AB Foods, which owns the company, plans to open the new £27m (€43m) site in Poland later this year and close a plant employing 260 workers in North Shields.
More than 100 employees in Andover, Hampshire, are also expected to lose their jobs as the site halves its workforce over the coming months.
Following the announcement of job losses in November 2009, Twinings claimed the grant would be used to open new state-of-the-art packing facilities rather than relocate existing equipment.
But the European Commission launched a review of its decision after accusations that the company's use of the £10.5m (€12m) grant breached EU rules.
Critics including Keith Taylor, Green MEP for South East England, claimed Twinings should give the money back because it was supposed to be used to open new investments rather than relocating existing facilities overseas.
A spokesman for Twinings confirmed that it has now learned it has not met the criteria for the grant.
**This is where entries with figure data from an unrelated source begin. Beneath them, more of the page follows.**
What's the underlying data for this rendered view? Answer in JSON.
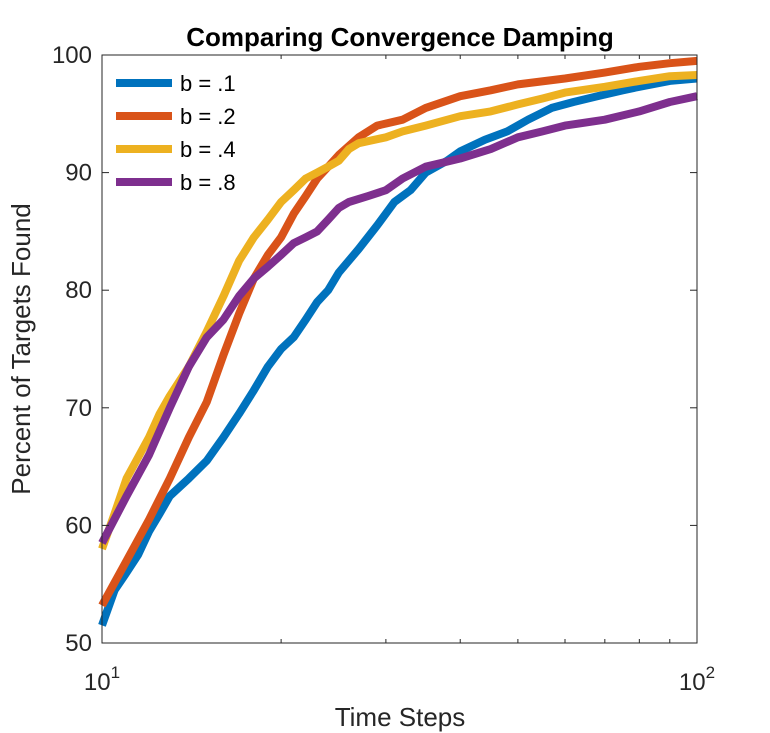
{
  "chart_data": {
    "type": "line",
    "title": "Comparing Convergence Damping",
    "xlabel": "Time Steps",
    "ylabel": "Percent of Targets Found",
    "xscale": "log",
    "xlim": [
      10,
      100
    ],
    "ylim": [
      50,
      100
    ],
    "yticks": [
      "50",
      "60",
      "70",
      "80",
      "90",
      "100"
    ],
    "xticks": [
      {
        "base": "10",
        "exp": "1"
      },
      {
        "base": "10",
        "exp": "2"
      }
    ],
    "grid": false,
    "legend_position": "top-left",
    "series": [
      {
        "name": "b = .1",
        "color": "#0072BD",
        "points": [
          [
            10,
            51.5
          ],
          [
            10.5,
            54.5
          ],
          [
            11,
            56
          ],
          [
            11.5,
            57.5
          ],
          [
            12,
            59.5
          ],
          [
            12.5,
            61
          ],
          [
            13,
            62.5
          ],
          [
            14,
            64
          ],
          [
            15,
            65.5
          ],
          [
            16,
            67.5
          ],
          [
            17,
            69.5
          ],
          [
            18,
            71.5
          ],
          [
            19,
            73.5
          ],
          [
            20,
            75
          ],
          [
            21,
            76
          ],
          [
            22,
            77.5
          ],
          [
            23,
            79
          ],
          [
            24,
            80
          ],
          [
            25,
            81.5
          ],
          [
            27,
            83.5
          ],
          [
            29,
            85.5
          ],
          [
            31,
            87.5
          ],
          [
            33,
            88.5
          ],
          [
            35,
            90
          ],
          [
            38,
            91
          ],
          [
            40,
            91.8
          ],
          [
            44,
            92.8
          ],
          [
            48,
            93.5
          ],
          [
            52,
            94.5
          ],
          [
            57,
            95.5
          ],
          [
            62,
            96
          ],
          [
            68,
            96.5
          ],
          [
            75,
            97
          ],
          [
            80,
            97.3
          ],
          [
            90,
            97.8
          ],
          [
            100,
            98
          ]
        ]
      },
      {
        "name": "b = .2",
        "color": "#D95319",
        "points": [
          [
            10,
            53.2
          ],
          [
            11,
            57
          ],
          [
            12,
            60.5
          ],
          [
            13,
            64
          ],
          [
            14,
            67.5
          ],
          [
            15,
            70.5
          ],
          [
            16,
            74.5
          ],
          [
            17,
            78
          ],
          [
            18,
            81
          ],
          [
            19,
            83
          ],
          [
            20,
            84.5
          ],
          [
            21,
            86.5
          ],
          [
            22,
            88
          ],
          [
            23,
            89.5
          ],
          [
            24,
            90.5
          ],
          [
            25,
            91.5
          ],
          [
            27,
            93
          ],
          [
            29,
            94
          ],
          [
            32,
            94.5
          ],
          [
            35,
            95.5
          ],
          [
            40,
            96.5
          ],
          [
            45,
            97
          ],
          [
            50,
            97.5
          ],
          [
            60,
            98
          ],
          [
            70,
            98.5
          ],
          [
            80,
            99
          ],
          [
            90,
            99.3
          ],
          [
            100,
            99.5
          ]
        ]
      },
      {
        "name": "b = .4",
        "color": "#EDB120",
        "points": [
          [
            10,
            58
          ],
          [
            10.5,
            61
          ],
          [
            11,
            64
          ],
          [
            12,
            67.5
          ],
          [
            12.5,
            69.5
          ],
          [
            13,
            71
          ],
          [
            14,
            73.5
          ],
          [
            15,
            76.5
          ],
          [
            16,
            79.5
          ],
          [
            17,
            82.5
          ],
          [
            18,
            84.5
          ],
          [
            19,
            86
          ],
          [
            20,
            87.5
          ],
          [
            21,
            88.5
          ],
          [
            22,
            89.5
          ],
          [
            23,
            90
          ],
          [
            24,
            90.5
          ],
          [
            25,
            91
          ],
          [
            26,
            92
          ],
          [
            27,
            92.5
          ],
          [
            30,
            93
          ],
          [
            32,
            93.5
          ],
          [
            35,
            94
          ],
          [
            40,
            94.8
          ],
          [
            45,
            95.2
          ],
          [
            50,
            95.8
          ],
          [
            55,
            96.3
          ],
          [
            60,
            96.8
          ],
          [
            70,
            97.3
          ],
          [
            80,
            97.8
          ],
          [
            90,
            98.2
          ],
          [
            100,
            98.3
          ]
        ]
      },
      {
        "name": "b = .8",
        "color": "#7E2F8E",
        "points": [
          [
            10,
            58.5
          ],
          [
            11,
            62.5
          ],
          [
            12,
            66
          ],
          [
            13,
            70
          ],
          [
            14,
            73.5
          ],
          [
            15,
            76
          ],
          [
            16,
            77.5
          ],
          [
            17,
            79.5
          ],
          [
            18,
            81
          ],
          [
            19,
            82
          ],
          [
            20,
            83
          ],
          [
            21,
            84
          ],
          [
            22,
            84.5
          ],
          [
            23,
            85
          ],
          [
            24,
            86
          ],
          [
            25,
            87
          ],
          [
            26,
            87.5
          ],
          [
            28,
            88
          ],
          [
            30,
            88.5
          ],
          [
            32,
            89.5
          ],
          [
            35,
            90.5
          ],
          [
            40,
            91.2
          ],
          [
            45,
            92
          ],
          [
            50,
            93
          ],
          [
            55,
            93.5
          ],
          [
            60,
            94
          ],
          [
            70,
            94.5
          ],
          [
            80,
            95.2
          ],
          [
            90,
            96
          ],
          [
            100,
            96.5
          ]
        ]
      }
    ]
  }
}
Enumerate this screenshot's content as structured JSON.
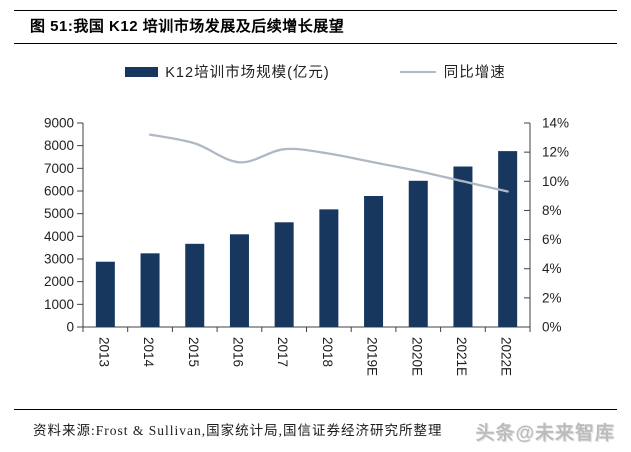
{
  "figure": {
    "title": "图 51:我国 K12 培训市场发展及后续增长展望"
  },
  "legend": {
    "bar_label": "K12培训市场规模(亿元)",
    "line_label": "同比增速"
  },
  "footer": {
    "source": "资料来源:Frost & Sullivan,国家统计局,国信证券经济研究所整理",
    "watermark": "头条@未来智库"
  },
  "colors": {
    "bar": "#17375E",
    "line": "#AFB9C6",
    "axis": "#404040",
    "tick_text": "#1f1f1f"
  },
  "chart_data": {
    "type": "bar",
    "title": "我国K12培训市场发展及后续增长展望",
    "categories": [
      "2013",
      "2014",
      "2015",
      "2016",
      "2017",
      "2018",
      "2019E",
      "2020E",
      "2021E",
      "2022E"
    ],
    "series": [
      {
        "name": "K12培训市场规模(亿元)",
        "chart_type": "bar",
        "axis": "left",
        "values": [
          2880,
          3250,
          3670,
          4090,
          4620,
          5190,
          5780,
          6450,
          7080,
          7760
        ]
      },
      {
        "name": "同比增速",
        "chart_type": "line",
        "axis": "right",
        "values": [
          null,
          13.2,
          12.6,
          11.3,
          12.2,
          11.9,
          11.3,
          10.7,
          10.0,
          9.3
        ]
      }
    ],
    "left_axis": {
      "min": 0,
      "max": 9000,
      "step": 1000,
      "tick_labels": [
        "0",
        "1000",
        "2000",
        "3000",
        "4000",
        "5000",
        "6000",
        "7000",
        "8000",
        "9000"
      ]
    },
    "right_axis": {
      "min": 0,
      "max": 14,
      "step": 2,
      "tick_labels": [
        "0%",
        "2%",
        "4%",
        "6%",
        "8%",
        "10%",
        "12%",
        "14%"
      ]
    },
    "xlabel": "",
    "ylabel": "",
    "grid": false,
    "legend_position": "top",
    "line_smoothing": true
  }
}
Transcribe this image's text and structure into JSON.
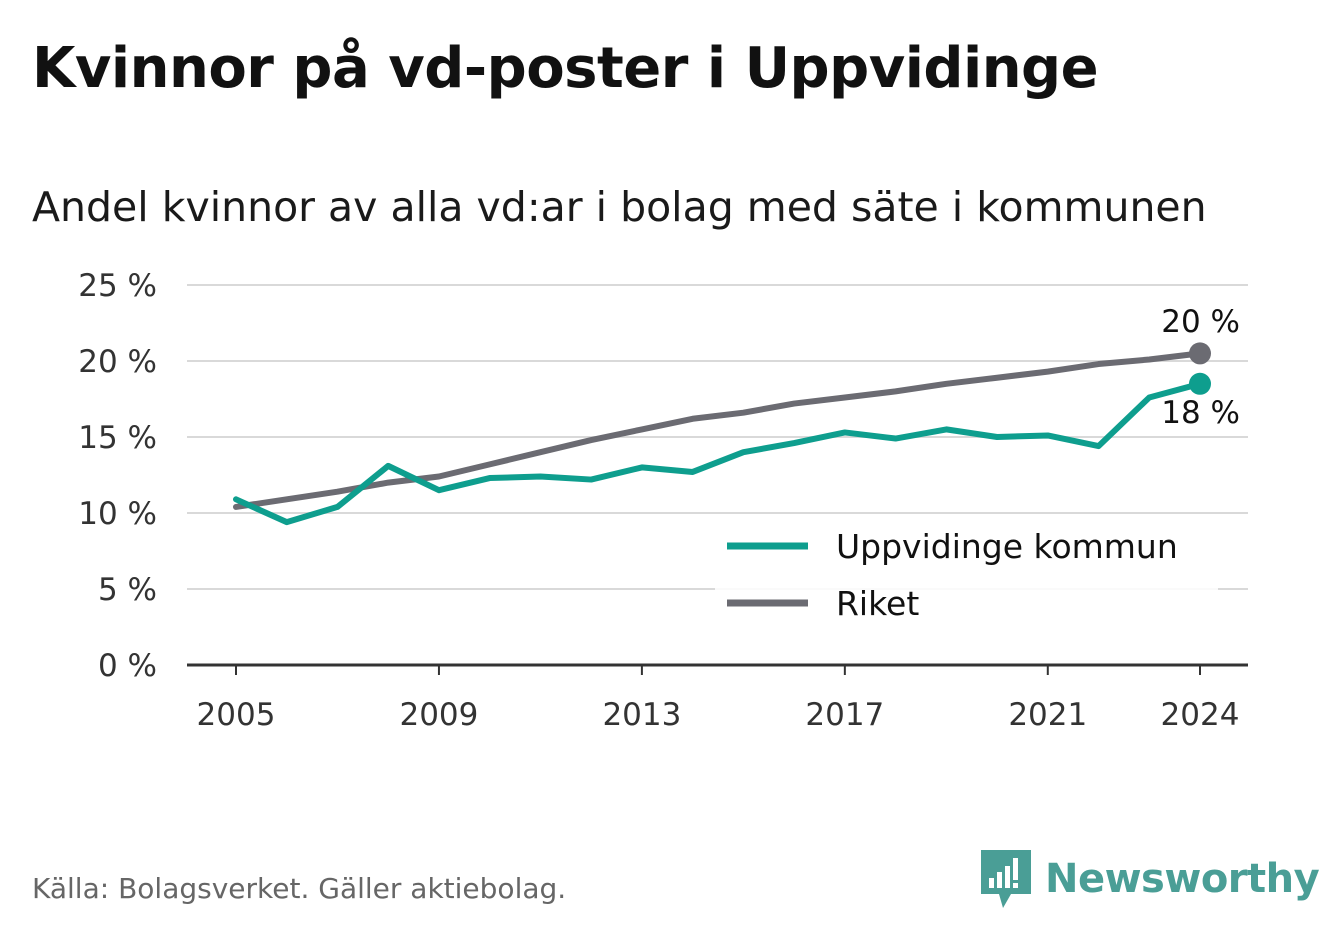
{
  "title": "Kvinnor på vd-poster i Uppvidinge",
  "subtitle": "Andel kvinnor av alla vd:ar i bolag med säte i kommunen",
  "source": "Källa: Bolagsverket. Gäller aktiebolag.",
  "brand": {
    "name": "Newsworthy",
    "icon": "newsworthy-logo-icon",
    "color": "#4a9e96"
  },
  "colors": {
    "kommun": "#0e9e8e",
    "riket": "#6b6b72",
    "grid": "#d9d9d9",
    "axis": "#333333"
  },
  "chart_data": {
    "type": "line",
    "x": [
      2005,
      2006,
      2007,
      2008,
      2009,
      2010,
      2011,
      2012,
      2013,
      2014,
      2015,
      2016,
      2017,
      2018,
      2019,
      2020,
      2021,
      2022,
      2023,
      2024
    ],
    "series": [
      {
        "name": "Uppvidinge kommun",
        "color": "#0e9e8e",
        "values": [
          10.9,
          9.4,
          10.4,
          13.1,
          11.5,
          12.3,
          12.4,
          12.2,
          13.0,
          12.7,
          14.0,
          14.6,
          15.3,
          14.9,
          15.5,
          15.0,
          15.1,
          14.4,
          17.6,
          18.5
        ]
      },
      {
        "name": "Riket",
        "color": "#6b6b72",
        "values": [
          10.4,
          10.9,
          11.4,
          12.0,
          12.4,
          13.2,
          14.0,
          14.8,
          15.5,
          16.2,
          16.6,
          17.2,
          17.6,
          18.0,
          18.5,
          18.9,
          19.3,
          19.8,
          20.1,
          20.5
        ]
      }
    ],
    "end_labels": [
      {
        "series": "Riket",
        "text": "20 %"
      },
      {
        "series": "Uppvidinge kommun",
        "text": "18 %"
      }
    ],
    "xticks": [
      2005,
      2009,
      2013,
      2017,
      2021,
      2024
    ],
    "yticks": [
      0,
      5,
      10,
      15,
      20,
      25
    ],
    "ytick_labels": [
      "0 %",
      "5 %",
      "10 %",
      "15 %",
      "20 %",
      "25 %"
    ],
    "ylim": [
      0,
      25
    ],
    "xlim": [
      2005,
      2024
    ],
    "grid": true,
    "legend_position": "bottom-right",
    "title": "Kvinnor på vd-poster i Uppvidinge",
    "subtitle": "Andel kvinnor av alla vd:ar i bolag med säte i kommunen",
    "xlabel": "",
    "ylabel": ""
  }
}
Mr Taylor described the news as a "victory" for Twinings employees who had lost their jobs and spoke of his concerns of a "loophole" in European Union regulations.
He said: "I've been challenging this grant for over a year now.
"Today's decision to cancel it is a victory for Twinings staff who've lost their jobs and the campaigners who supported them.
"EU regeneration cash should be used for genuine regeneration, and not simply for corporations to move jobs to lower wage economies and then get taxpayers to foot the bill.
"That Twinings decided to move was entirely their own decision, taken for commercial reasons, and it is deeply regrettable that jobs have been lost.
"That they very nearly got the taxpayer to fund part of their relocation tells me there is a loophole in EU regulations that needs closing to stop this happening again."